Ora, potrebbe anche sembrare in linea di principio che non possa esserci nulla di peggio che una ferita infettata dai batteri, se non una ferita infettata da batteri E parassiti. Se non che in base alle specifiche leggi di natura, ciascun possibile ambiente ecologico può raggiungere un assoluto stato di saturazione, come avvenuto nel caso specifico di questi uomini così eccezionalmente “fortunati”, le cui lesioni sanguinanti iniziarono magicamente a risplendere della divina fluorescenza data dal rigurgito dei loro microscopici occupanti. Tali salvifici batteri, in tale modo, avrebbero cresciuto di numero e banchettato, più che mai prima nel corso della loro breve esistenza, aumentando a dismisura nel proprio numero e conseguente capacità di allontanare ogni altro possibile vettore d’infezioni potenzialmente letali. Quindi, una volta che ciascun ferito veniva soccorso e portato al caldo tra i suoi simili, sarebbero tutti immancabilmente morti per l’aumento della temperatura, lasciandosi dietro soltanto l’eccezionale qualità della loro opera, assieme a una realistica speranza, per l’ospite umano, di aver salva inaspettatamente la vita. Davvero un sacrificio degno d’esseri Superni. Nonostante il possesso, totalmente accidentale nonché fortunatamente invisibile, di un aspetto degno dei peggiori demoni dell’Inferno.
Un po’ come il paradosso eternamente inflazionato del gatto di Schrödinger, felino mai effettivamente esistito il cui stato apparente di non-vita e di non-morte è un’applicazione teorica dei concetti della fisica quantistica. Mai osservabile direttamente, in quanto posto all’interno della scatola, finché non fosse stato possibile, molti anni dopo, ascoltare il suo distante miagolio attraverso l’accelerazione ed impatto dentro un enorme anello nel sottosuolo della Terra stessa. Prima dell’invenzione di un microscopio abbastanza potente, e soprattutto dell’idea che qualcuno potesse pensare di usarlo sul campo di battaglia, lasciando come unica percezione possibile del batterio la sua stessa luminescenza. Ed è difficile immaginare, quel punto, qualcosa di più mistico e inspiegabile di ferite che brillano azzurrine nel profondo di una notte d’inizio primavera. Portando alla salvezza, più o meno miracolosa, di coloro che tutt’altro si aspettavano in un così terribile ed irrimediabile frangente.
Sarebbe perciò servito fino alla fine della guerra civile americana, nel 1865, perché l’applicazione delle nozioni tanto dolorosamente acquisite permettesse la creazione formale della tecnica del triage permettesse di scegliere efficacemente chi soccorrere prima, all’interno di un campo di battaglia orribilmente moderno, capace di contenere fino a letterali decine di migliaia di feriti.
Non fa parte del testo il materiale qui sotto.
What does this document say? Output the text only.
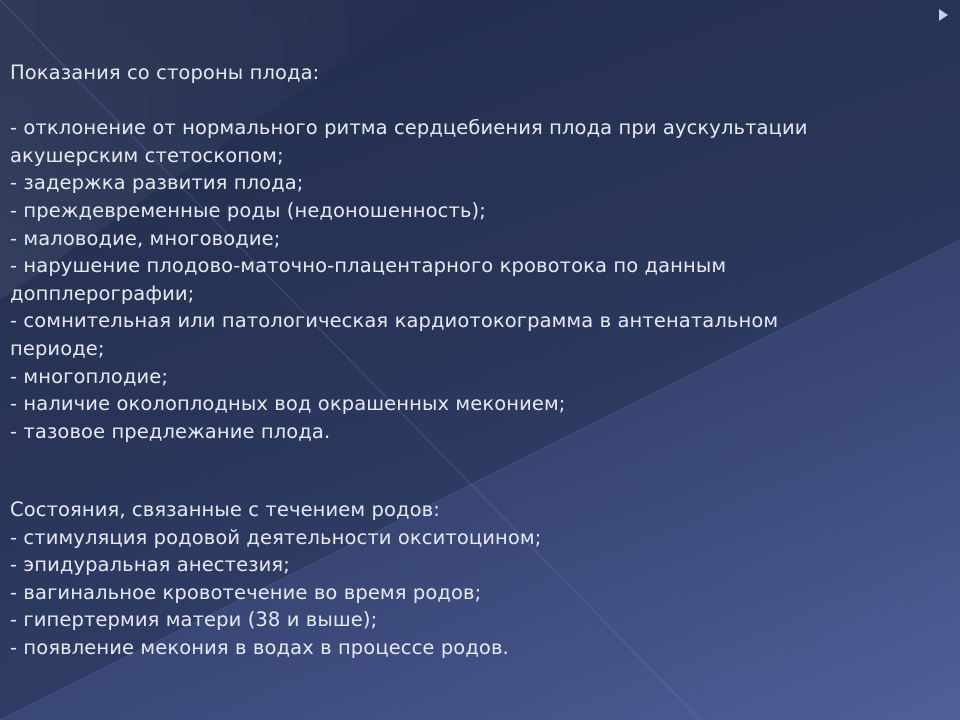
Показания со стороны плода:
- отклонение от нормального ритма сердцебиения плода при аускультации
акушерским стетоскопом;
- задержка развития плода;
- преждевременные роды (недоношенность);
- маловодие, многоводие;
- нарушение плодово-маточно-плацентарного кровотока по данным
допплерографии;
- сомнительная или патологическая кардиотокограмма в антенатальном
периоде;
- многоплодие;
- наличие околоплодных вод окрашенных меконием;
- тазовое предлежание плода.
Состояния, связанные с течением родов:
- стимуляция родовой деятельности окситоцином;
- эпидуральная анестезия;
- вагинальное кровотечение во время родов;
- гипертермия матери (38 и выше);
- появление мекония в водах в процессе родов.
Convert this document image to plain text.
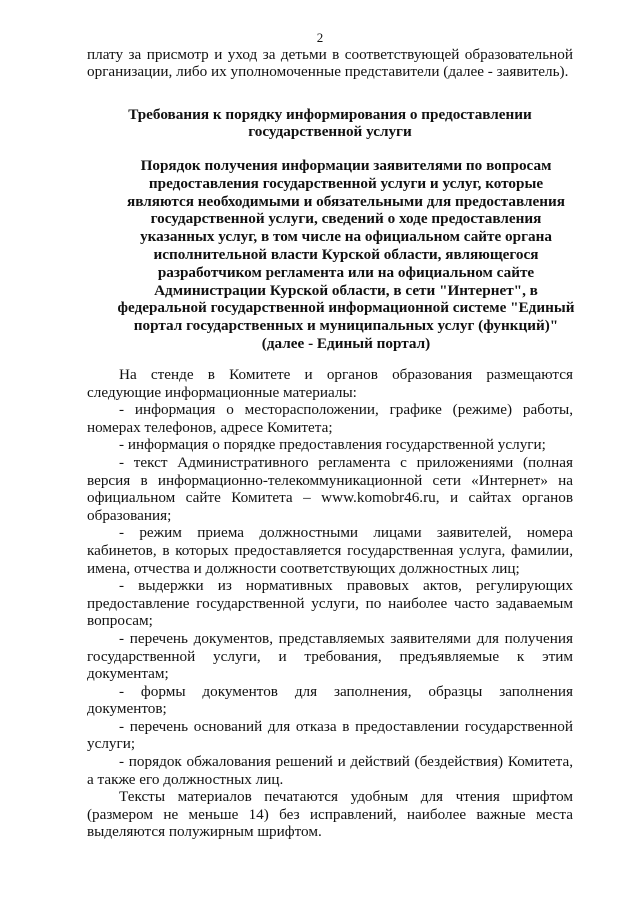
2

плату за присмотр и уход за детьми в соответствующей образовательной организации, либо их уполномоченные представители (далее - заявитель).

Требования к порядку информирования о предоставлении государственной услуги
Порядок получения информации заявителями по вопросам предоставления государственной услуги и услуг, которые являются необходимыми и обязательными для предоставления государственной услуги, сведений о ходе предоставления указанных услуг, в том числе на официальном сайте органа исполнительной власти Курской области, являющегося разработчиком регламента или на официальном сайте Администрации Курской области, в сети "Интернет", в федеральной государственной информационной системе "Единый портал государственных и муниципальных услуг (функций)" (далее - Единый портал)

На стенде в Комитете и органов образования размещаются следующие информационные материалы:

- информация о месторасположении, графике (режиме) работы, номерах телефонов, адресе Комитета;

- информация о порядке предоставления государственной услуги;

- текст Административного регламента с приложениями (полная версия в информационно-телекоммуникационной сети «Интернет» на официальном сайте Комитета – www.komobr46.ru, и сайтах органов образования;

- режим приема должностными лицами заявителей, номера кабинетов, в которых предоставляется государственная услуга, фамилии, имена, отчества и должности соответствующих должностных лиц;

- выдержки из нормативных правовых актов, регулирующих предоставление государственной услуги, по наиболее часто задаваемым вопросам;

- перечень документов, представляемых заявителями для получения государственной услуги, и требования, предъявляемые к этим документам;

- формы документов для заполнения, образцы заполнения документов;

- перечень оснований для отказа в предоставлении государственной услуги;

- порядок обжалования решений и действий (бездействия) Комитета, а также его должностных лиц.

Тексты материалов печатаются удобным для чтения шрифтом (размером не меньше 14) без исправлений, наиболее важные места выделяются полужирным шрифтом.
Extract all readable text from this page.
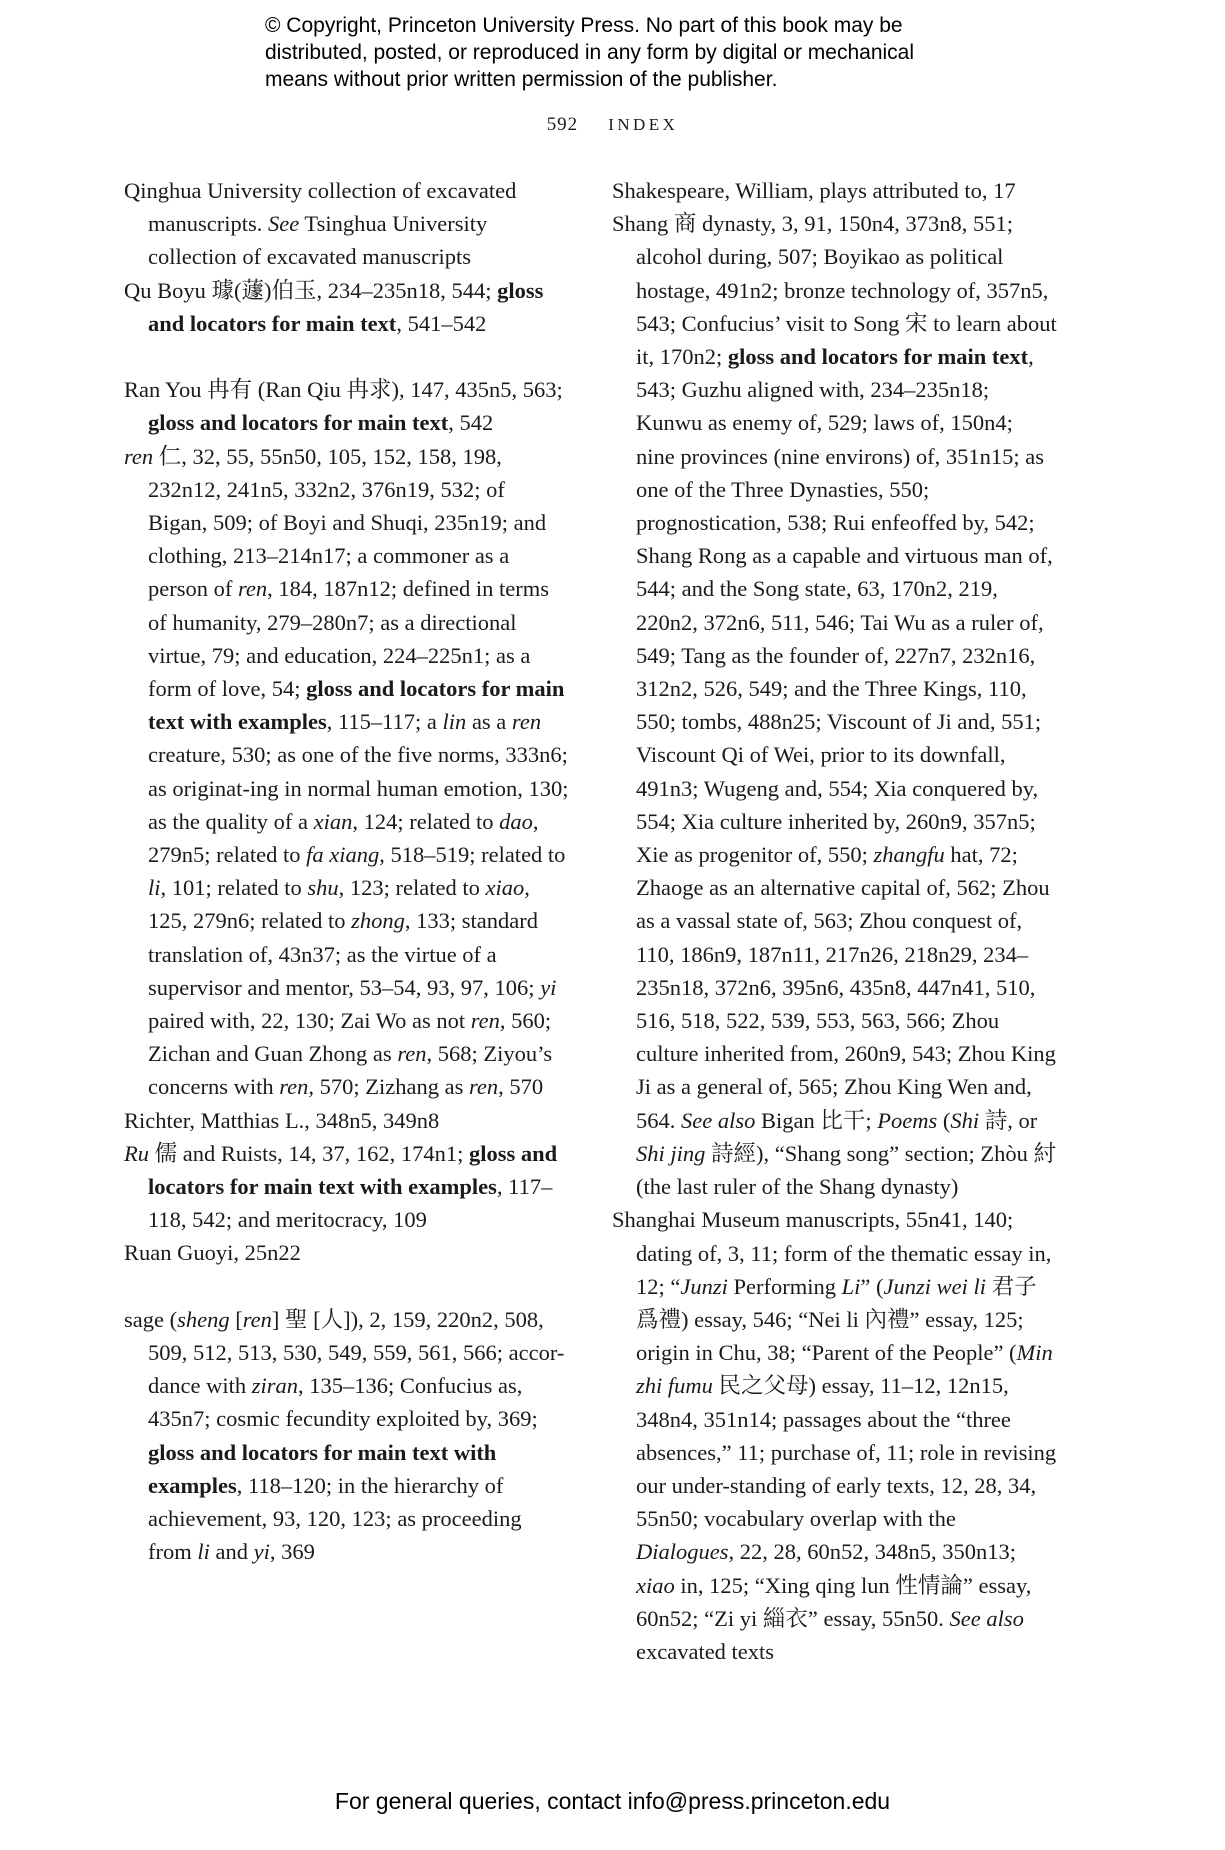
© Copyright, Princeton University Press. No part of this book may be
distributed, posted, or reproduced in any form by digital or mechanical
means without prior written permission of the publisher.
592 INDEX
Qinghua University collection of excavated manuscripts. See Tsinghua University collection of excavated manuscripts
Qu Boyu 璩(蘧)伯玉, 234–235n18, 544; gloss and locators for main text, 541–542
Ran You 冉有 (Ran Qiu 冉求), 147, 435n5, 563; gloss and locators for main text, 542
ren 仁, 32, 55, 55n50, 105, 152, 158, 198, 232n12, 241n5, 332n2, 376n19, 532; of Bigan, 509; of Boyi and Shuqi, 235n19; and clothing, 213–214n17; a commoner as a person of ren, 184, 187n12; defined in terms of humanity, 279–280n7; as a directional virtue, 79; and education, 224–225n1; as a form of love, 54; gloss and locators for main text with examples, 115–117; a lin as a ren creature, 530; as one of the five norms, 333n6; as originat-ing in normal human emotion, 130; as the quality of a xian, 124; related to dao, 279n5; related to fa xiang, 518–519; related to li, 101; related to shu, 123; related to xiao, 125, 279n6; related to zhong, 133; standard translation of, 43n37; as the virtue of a supervisor and mentor, 53–54, 93, 97, 106; yi paired with, 22, 130; Zai Wo as not ren, 560; Zichan and Guan Zhong as ren, 568; Ziyou’s concerns with ren, 570; Zizhang as ren, 570
Richter, Matthias L., 348n5, 349n8
Ru 儒 and Ruists, 14, 37, 162, 174n1; gloss and locators for main text with examples, 117–118, 542; and meritocracy, 109
Ruan Guoyi, 25n22
sage (sheng [ren] 聖 [人]), 2, 159, 220n2, 508, 509, 512, 513, 530, 549, 559, 561, 566; accor-dance with ziran, 135–136; Confucius as, 435n7; cosmic fecundity exploited by, 369; gloss and locators for main text with examples, 118–120; in the hierarchy of achievement, 93, 120, 123; as proceeding from li and yi, 369
Shakespeare, William, plays attributed to, 17
Shang 商 dynasty, 3, 91, 150n4, 373n8, 551; alcohol during, 507; Boyikao as political hostage, 491n2; bronze technology of, 357n5, 543; Confucius’ visit to Song 宋 to learn about it, 170n2; gloss and locators for main text, 543; Guzhu aligned with, 234–235n18; Kunwu as enemy of, 529; laws of, 150n4; nine provinces (nine environs) of, 351n15; as one of the Three Dynasties, 550; prognostication, 538; Rui enfeoffed by, 542; Shang Rong as a capable and virtuous man of, 544; and the Song state, 63, 170n2, 219, 220n2, 372n6, 511, 546; Tai Wu as a ruler of, 549; Tang as the founder of, 227n7, 232n16, 312n2, 526, 549; and the Three Kings, 110, 550; tombs, 488n25; Viscount of Ji and, 551; Viscount Qi of Wei, prior to its downfall, 491n3; Wugeng and, 554; Xia conquered by, 554; Xia culture inherited by, 260n9, 357n5; Xie as progenitor of, 550; zhangfu hat, 72; Zhaoge as an alternative capital of, 562; Zhou as a vassal state of, 563; Zhou conquest of, 110, 186n9, 187n11, 217n26, 218n29, 234–235n18, 372n6, 395n6, 435n8, 447n41, 510, 516, 518, 522, 539, 553, 563, 566; Zhou culture inherited from, 260n9, 543; Zhou King Ji as a general of, 565; Zhou King Wen and, 564. See also Bigan 比干; Poems (Shi 詩, or Shi jing 詩經), “Shang song” section; Zhòu 紂 (the last ruler of the Shang dynasty)
Shanghai Museum manuscripts, 55n41, 140; dating of, 3, 11; form of the thematic essay in, 12; “Junzi Performing Li” (Junzi wei li 君子爲禮) essay, 546; “Nei li 內禮” essay, 125; origin in Chu, 38; “Parent of the People” (Min zhi fumu 民之父母) essay, 11–12, 12n15, 348n4, 351n14; passages about the “three absences,” 11; purchase of, 11; role in revising our under-standing of early texts, 12, 28, 34, 55n50; vocabulary overlap with the Dialogues, 22, 28, 60n52, 348n5, 350n13; xiao in, 125; “Xing qing lun 性情論” essay, 60n52; “Zi yi 緇衣” essay, 55n50. See also excavated texts
For general queries, contact info@press.princeton.edu
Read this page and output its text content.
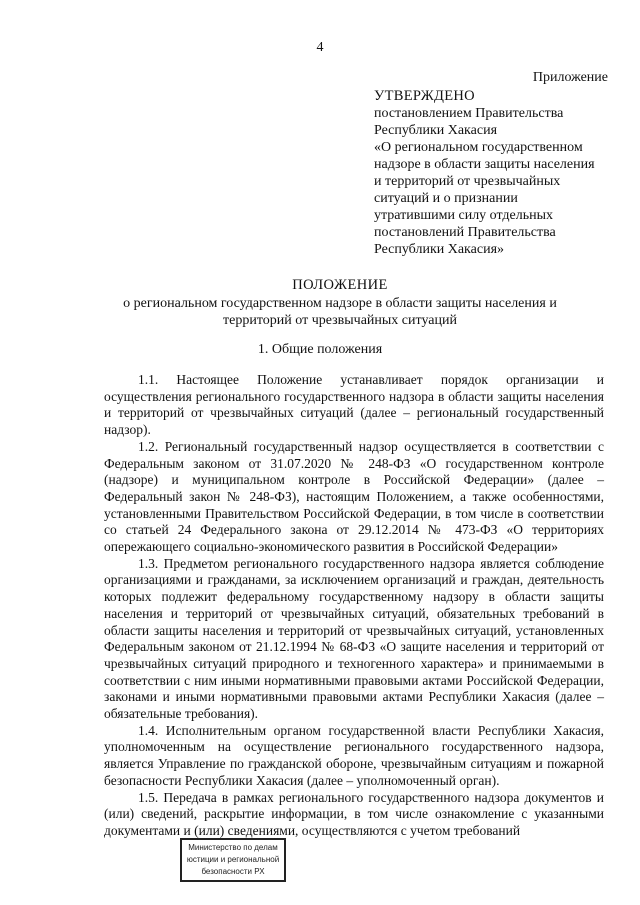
4
Приложение
УТВЕРЖДЕНО
постановлением Правительства
Республики Хакасия
«О региональном государственном
надзоре в области защиты населения
и территорий от чрезвычайных
ситуаций и о признании
утратившими силу отдельных
постановлений Правительства
Республики Хакасия»
ПОЛОЖЕНИЕ
о региональном государственном надзоре в области защиты населения и
территорий от чрезвычайных ситуаций
1. Общие положения

1.1. Настоящее Положение устанавливает порядок организации и осуществления регионального государственного надзора в области защиты населения и территорий от чрезвычайных ситуаций (далее – региональный государственный надзор).

1.2. Региональный государственный надзор осуществляется в соответствии с Федеральным законом от 31.07.2020 № 248-ФЗ «О государственном контроле (надзоре) и муниципальном контроле в Российской Федерации» (далее – Федеральный закон № 248-ФЗ), настоящим Положением, а также особенностями, установленными Правительством Российской Федерации, в том числе в соответствии со статьей 24 Федерального закона от 29.12.2014 № 473-ФЗ «О территориях опережающего социально-экономического развития в Российской Федерации»

1.3. Предметом регионального государственного надзора является соблюдение организациями и гражданами, за исключением организаций и граждан, деятельность которых подлежит федеральному государственному надзору в области защиты населения и территорий от чрезвычайных ситуаций, обязательных требований в области защиты населения и территорий от чрезвычайных ситуаций, установленных Федеральным законом от 21.12.1994 № 68-ФЗ «О защите населения и территорий от чрезвычайных ситуаций природного и техногенного характера» и принимаемыми в соответствии с ним иными нормативными правовыми актами Российской Федерации, законами и иными нормативными правовыми актами Республики Хакасия (далее – обязательные требования).

1.4. Исполнительным органом государственной власти Республики Хакасия, уполномоченным на осуществление регионального государственного надзора, является Управление по гражданской обороне, чрезвычайным ситуациям и пожарной безопасности Республики Хакасия (далее – уполномоченный орган).

1.5. Передача в рамках регионального государственного надзора документов и (или) сведений, раскрытие информации, в том числе ознакомление с указанными документами и (или) сведениями, осуществляются с учетом требований

Министерство по делам
юстиции и региональной
безопасности РХ
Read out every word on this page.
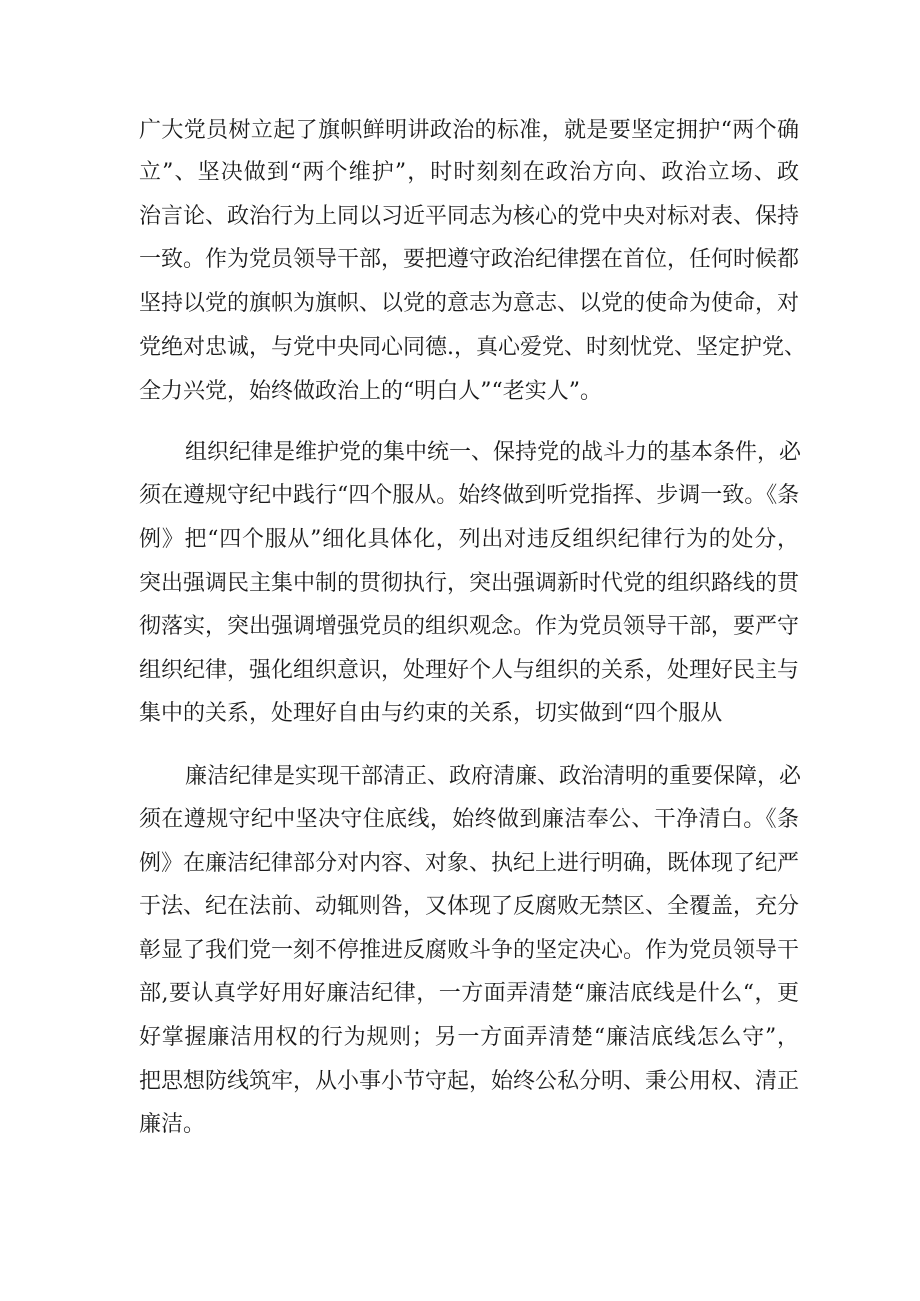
广大党员树立起了旗帜鲜明讲政治的标准，就是要坚定拥护“两个确
立”、坚决做到“两个维护”，时时刻刻在政治方向、政治立场、政
治言论、政治行为上同以习近平同志为核心的党中央对标对表、保持
一致。作为党员领导干部，要把遵守政治纪律摆在首位，任何时候都
坚持以党的旗帜为旗帜、以党的意志为意志、以党的使命为使命，对
党绝对忠诚，与党中央同心同德.，真心爱党、时刻忧党、坚定护党、
全力兴党，始终做政治上的“明白人”“老实人”。
组织纪律是维护党的集中统一、保持党的战斗力的基本条件，必
须在遵规守纪中践行“四个服从。始终做到听党指挥、步调一致。《条
例》把“四个服从”细化具体化，列出对违反组织纪律行为的处分，
突出强调民主集中制的贯彻执行，突出强调新时代党的组织路线的贯
彻落实，突出强调增强党员的组织观念。作为党员领导干部，要严守
组织纪律，强化组织意识，处理好个人与组织的关系，处理好民主与
集中的关系，处理好自由与约束的关系，切实做到“四个服从
廉洁纪律是实现干部清正、政府清廉、政治清明的重要保障，必
须在遵规守纪中坚决守住底线，始终做到廉洁奉公、干净清白。《条
例》在廉洁纪律部分对内容、对象、执纪上进行明确，既体现了纪严
于法、纪在法前、动辄则咎，又体现了反腐败无禁区、全覆盖，充分
彰显了我们党一刻不停推进反腐败斗争的坚定决心。作为党员领导干
部,要认真学好用好廉洁纪律，一方面弄清楚“廉洁底线是什么“，更
好掌握廉洁用权的行为规则；另一方面弄清楚“廉洁底线怎么守”，
把思想防线筑牢，从小事小节守起，始终公私分明、秉公用权、清正
廉洁。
Per l’invenzione della penicillina sarebbe stato necessario aspettare d’altra parte fino al 1928, quando Alexander Fleming scoprì la maniera in cui una semplice muffa fungina potesse contrastare la moltiplicazione dei batteri di qualsiasi tipo, sia buoni che cattivi. E l’uomo iniziasse a salvare attivamente se stesso, piuttosto che attendere un parere positivo da parte del Grande Spirito nei cieli. O felici contingenze naturali; che poi non sarebbero, in fin dei conti, esattamente la stessa cosa?